On the question of whether Paul can win…with the controlled media to a one against him, the millions that will be poured into the puppets on both sides and the fact that Paul would be assassinated if it looked like he may gain the nomination, it is unlikely he could win. Nevertheless, if he were to get up, half of all Democrats and the bulk of liberal Republicans – i.e. anyone who believes in the authority of the US Constitution on the liberty of humanity would vote for him.

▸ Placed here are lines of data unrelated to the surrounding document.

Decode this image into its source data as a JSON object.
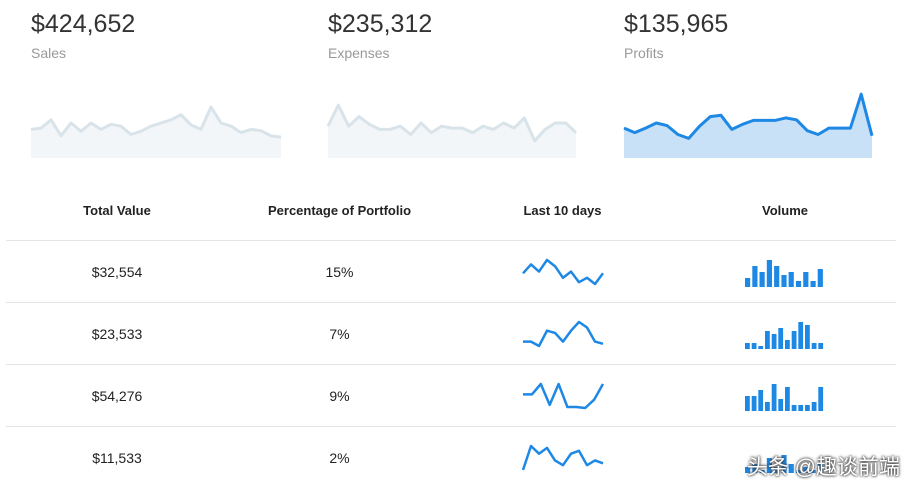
{
  "kpis": [
    {
      "value": "$424,652",
      "label": "Sales",
      "style": "muted",
      "spark": [
        40,
        42,
        55,
        30,
        50,
        37,
        50,
        40,
        48,
        45,
        32,
        37,
        45,
        50,
        55,
        63,
        47,
        40,
        75,
        50,
        45,
        35,
        40,
        38,
        30,
        28
      ]
    },
    {
      "value": "$235,312",
      "label": "Expenses",
      "style": "muted",
      "spark": [
        45,
        78,
        45,
        60,
        48,
        40,
        40,
        45,
        32,
        50,
        35,
        45,
        42,
        42,
        35,
        45,
        40,
        50,
        42,
        58,
        22,
        40,
        50,
        50,
        35
      ]
    },
    {
      "value": "$135,965",
      "label": "Profits",
      "style": "accent",
      "spark": [
        42,
        35,
        42,
        50,
        46,
        32,
        26,
        45,
        60,
        62,
        40,
        48,
        54,
        54,
        54,
        58,
        55,
        38,
        32,
        42,
        42,
        42,
        95,
        30
      ]
    }
  ],
  "table": {
    "headers": [
      "Total Value",
      "Percentage of Portfolio",
      "Last 10 days",
      "Volume"
    ],
    "rows": [
      {
        "total": "$32,554",
        "pct": "15%",
        "line": [
          20,
          30,
          22,
          35,
          28,
          15,
          22,
          10,
          15,
          8,
          20
        ],
        "bars": [
          3,
          7,
          5,
          9,
          7,
          4,
          5,
          2,
          5,
          2,
          6
        ]
      },
      {
        "total": "$23,533",
        "pct": "7%",
        "line": [
          12,
          12,
          8,
          22,
          20,
          12,
          22,
          30,
          25,
          12,
          10
        ],
        "bars": [
          2,
          2,
          1,
          6,
          5,
          7,
          3,
          6,
          9,
          8,
          2,
          2
        ]
      },
      {
        "total": "$54,276",
        "pct": "9%",
        "line": [
          20,
          20,
          30,
          10,
          30,
          8,
          8,
          7,
          15,
          30
        ],
        "bars": [
          5,
          5,
          7,
          3,
          9,
          4,
          8,
          2,
          2,
          2,
          3,
          8
        ]
      },
      {
        "total": "$11,533",
        "pct": "2%",
        "line": [
          5,
          30,
          22,
          28,
          15,
          10,
          22,
          25,
          10,
          15,
          12
        ],
        "bars": [
          2,
          3,
          1,
          5,
          2,
          6,
          3,
          1,
          2,
          1,
          3
        ]
      }
    ]
  },
  "watermark": "头条 @趣谈前端",
  "colors": {
    "accent_line": "#1e88e5",
    "accent_fill": "#c8e1f7",
    "muted_line": "#d9e3ea",
    "muted_fill": "#f3f6f9",
    "bar": "#1e88e5"
  }
}
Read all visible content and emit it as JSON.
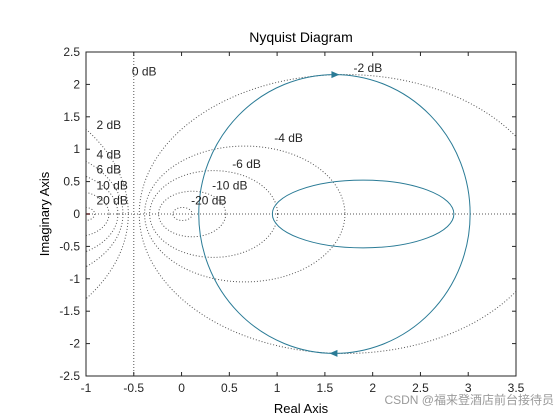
{
  "chart_data": {
    "type": "line",
    "title": "Nyquist Diagram",
    "xlabel": "Real Axis",
    "ylabel": "Imaginary Axis",
    "xlim": [
      -1,
      3.5
    ],
    "ylim": [
      -2.5,
      2.5
    ],
    "xticks": [
      "-1",
      "-0.5",
      "0",
      "0.5",
      "1",
      "1.5",
      "2",
      "2.5",
      "3",
      "3.5"
    ],
    "yticks": [
      "2.5",
      "2",
      "1.5",
      "1",
      "0.5",
      "0",
      "-0.5",
      "-1",
      "-1.5",
      "-2",
      "-2.5"
    ],
    "grid": "db-circles",
    "series": [
      {
        "color": "#2a7b96",
        "outer_loop": {
          "center": [
            1.6,
            0
          ],
          "radius": 1.42,
          "yscale": 1.515
        },
        "inner_loop": {
          "center": [
            1.9,
            0
          ],
          "radius": 0.95,
          "yscale": 0.55
        },
        "direction_markers": [
          [
            1.6,
            2.15
          ],
          [
            1.6,
            -2.15
          ]
        ],
        "critical_point": [
          -1,
          0
        ]
      }
    ],
    "db_contours": [
      {
        "label": "0 dB",
        "vertical_x": -0.5,
        "label_at": [
          -0.52,
          2.2
        ]
      },
      {
        "label": "-2 dB",
        "db": -2,
        "label_at": [
          1.8,
          2.25
        ]
      },
      {
        "label": "-4 dB",
        "db": -4,
        "label_at": [
          0.97,
          1.17
        ]
      },
      {
        "label": "-6 dB",
        "db": -6,
        "label_at": [
          0.53,
          0.77
        ]
      },
      {
        "label": "-10 dB",
        "db": -10,
        "label_at": [
          0.32,
          0.44
        ]
      },
      {
        "label": "-20 dB",
        "db": -20,
        "label_at": [
          0.1,
          0.21
        ]
      },
      {
        "label": "2 dB",
        "db": 2,
        "label_at": [
          -0.89,
          1.37
        ]
      },
      {
        "label": "4 dB",
        "db": 4,
        "label_at": [
          -0.89,
          0.92
        ]
      },
      {
        "label": "6 dB",
        "db": 6,
        "label_at": [
          -0.89,
          0.69
        ]
      },
      {
        "label": "10 dB",
        "db": 10,
        "label_at": [
          -0.89,
          0.44
        ]
      },
      {
        "label": "20 dB",
        "db": 20,
        "label_at": [
          -0.89,
          0.21
        ]
      }
    ]
  },
  "watermark": "CSDN @福来登酒店前台接待员"
}
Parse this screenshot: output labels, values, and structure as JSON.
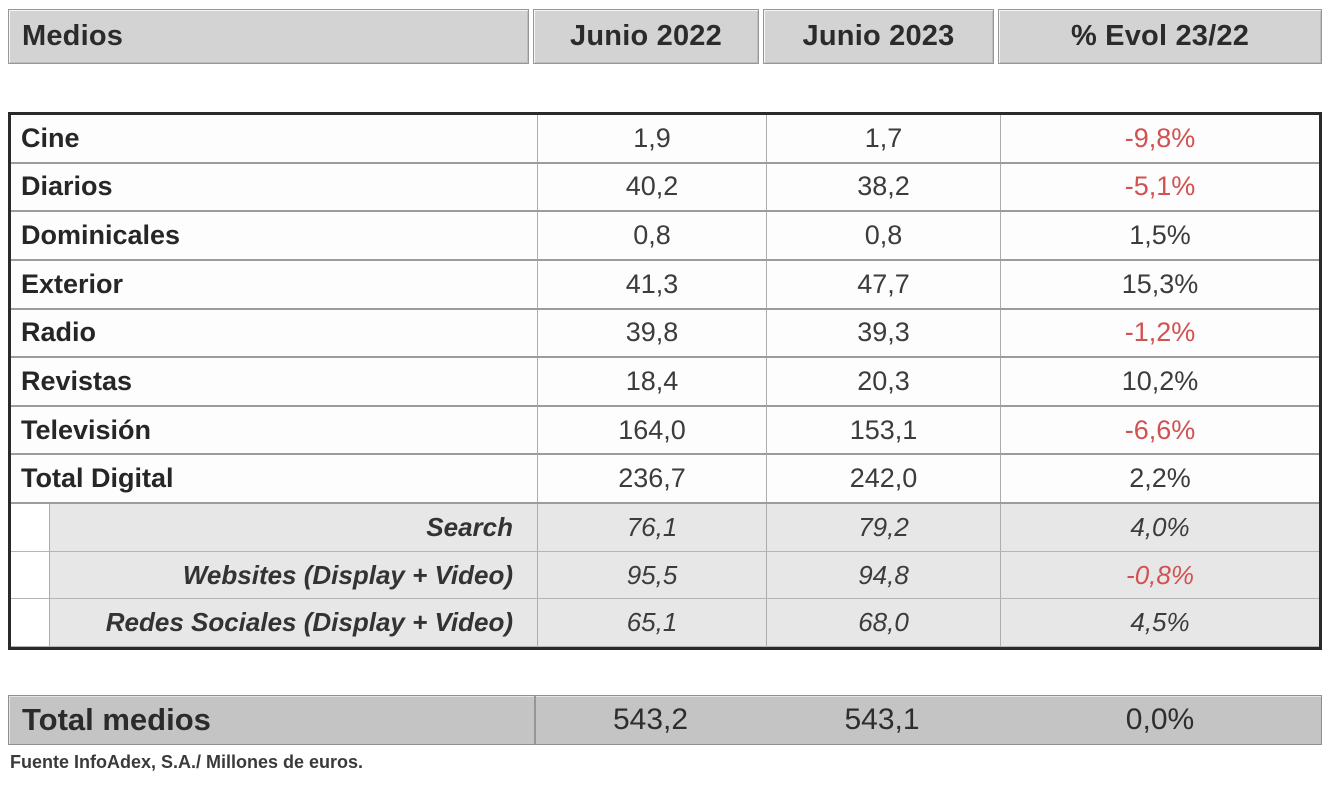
{
  "header": {
    "columns": [
      "Medios",
      "Junio 2022",
      "Junio 2023",
      "% Evol 23/22"
    ]
  },
  "rows": [
    {
      "label": "Cine",
      "junio_2022": "1,9",
      "junio_2023": "1,7",
      "evol": "-9,8%"
    },
    {
      "label": "Diarios",
      "junio_2022": "40,2",
      "junio_2023": "38,2",
      "evol": "-5,1%"
    },
    {
      "label": "Dominicales",
      "junio_2022": "0,8",
      "junio_2023": "0,8",
      "evol": "1,5%"
    },
    {
      "label": "Exterior",
      "junio_2022": "41,3",
      "junio_2023": "47,7",
      "evol": "15,3%"
    },
    {
      "label": "Radio",
      "junio_2022": "39,8",
      "junio_2023": "39,3",
      "evol": "-1,2%"
    },
    {
      "label": "Revistas",
      "junio_2022": "18,4",
      "junio_2023": "20,3",
      "evol": "10,2%"
    },
    {
      "label": "Televisión",
      "junio_2022": "164,0",
      "junio_2023": "153,1",
      "evol": "-6,6%"
    },
    {
      "label": "Total Digital",
      "junio_2022": "236,7",
      "junio_2023": "242,0",
      "evol": "2,2%"
    },
    {
      "label": "Search",
      "junio_2022": "76,1",
      "junio_2023": "79,2",
      "evol": "4,0%"
    },
    {
      "label": "Websites (Display + Video)",
      "junio_2022": "95,5",
      "junio_2023": "94,8",
      "evol": "-0,8%"
    },
    {
      "label": "Redes Sociales (Display + Video)",
      "junio_2022": "65,1",
      "junio_2023": "68,0",
      "evol": "4,5%"
    }
  ],
  "total": {
    "label": "Total medios",
    "junio_2022": "543,2",
    "junio_2023": "543,1",
    "evol": "0,0%"
  },
  "footnote": "Fuente InfoAdex, S.A./ Millones de euros.",
  "colors": {
    "negative_evol": "#d25151",
    "positive_evol": "#3c3c3c",
    "header_bg": "#d3d3d3",
    "subrow_bg": "#e7e7e7",
    "total_bg": "#c4c4c4",
    "table_border": "#2a2a2a"
  },
  "chart_data": {
    "type": "table",
    "columns": [
      "Medios",
      "Junio 2022",
      "Junio 2023",
      "% Evol 23/22"
    ],
    "units": "Millones de euros",
    "source": "InfoAdex, S.A.",
    "rows": [
      [
        "Cine",
        1.9,
        1.7,
        -9.8
      ],
      [
        "Diarios",
        40.2,
        38.2,
        -5.1
      ],
      [
        "Dominicales",
        0.8,
        0.8,
        1.5
      ],
      [
        "Exterior",
        41.3,
        47.7,
        15.3
      ],
      [
        "Radio",
        39.8,
        39.3,
        -1.2
      ],
      [
        "Revistas",
        18.4,
        20.3,
        10.2
      ],
      [
        "Televisión",
        164.0,
        153.1,
        -6.6
      ],
      [
        "Total Digital",
        236.7,
        242.0,
        2.2
      ],
      [
        "Search",
        76.1,
        79.2,
        4.0
      ],
      [
        "Websites (Display + Video)",
        95.5,
        94.8,
        -0.8
      ],
      [
        "Redes Sociales (Display + Video)",
        65.1,
        68.0,
        4.5
      ]
    ],
    "total_row": [
      "Total medios",
      543.2,
      543.1,
      0.0
    ],
    "digital_subrows": [
      "Search",
      "Websites (Display + Video)",
      "Redes Sociales (Display + Video)"
    ]
  }
}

But… the money trust would never let it happen. They have been in full control of the US from the time they were able to print the money (1913) and the rest of the world since WWII. With the ability to print the world currency (80% of world trade is conducted in US dollars), no one can stop them unless the people unite as one. Thus far self interest has always won the day so they continue with their technotronic (Brzezinski’s word not mine) world revolution where, if they get their way, carbon credits will be the new currency.
Too bad I say. But watch this space because if Ron Paul were ever to get up, he will as his commercials say, “drain the swamp”. And then we may see some changes for the better in this world. Away from the ability of Wall Street to steal from the people with impunity, the military industrial complex to instigate endless no win wars, the end of NATO the world police, the end of cynical welfare spending that goes to the major welfare providers like Big Pharma and Big Bill – and never to the people in need; the end of foreign aid which is really just high interest loans to the poorest nations secured by their national heritage. These countries never see the money and it is never earmarked for education or clean water. The Third World is forced to accept “aid” paid directly to US contractors or approved multinationals for the construction of roads to nowhere, dams to hell and unoccupied office towers and government administration blocks while the poorest in the world pick up the tab because their corrupt leaders sell them out for a Swiss bank account and an apartment in Nice complete with “furnishings” .
Nope..we couldn’t let Ron Paul win folks! The world doesn’t work like that.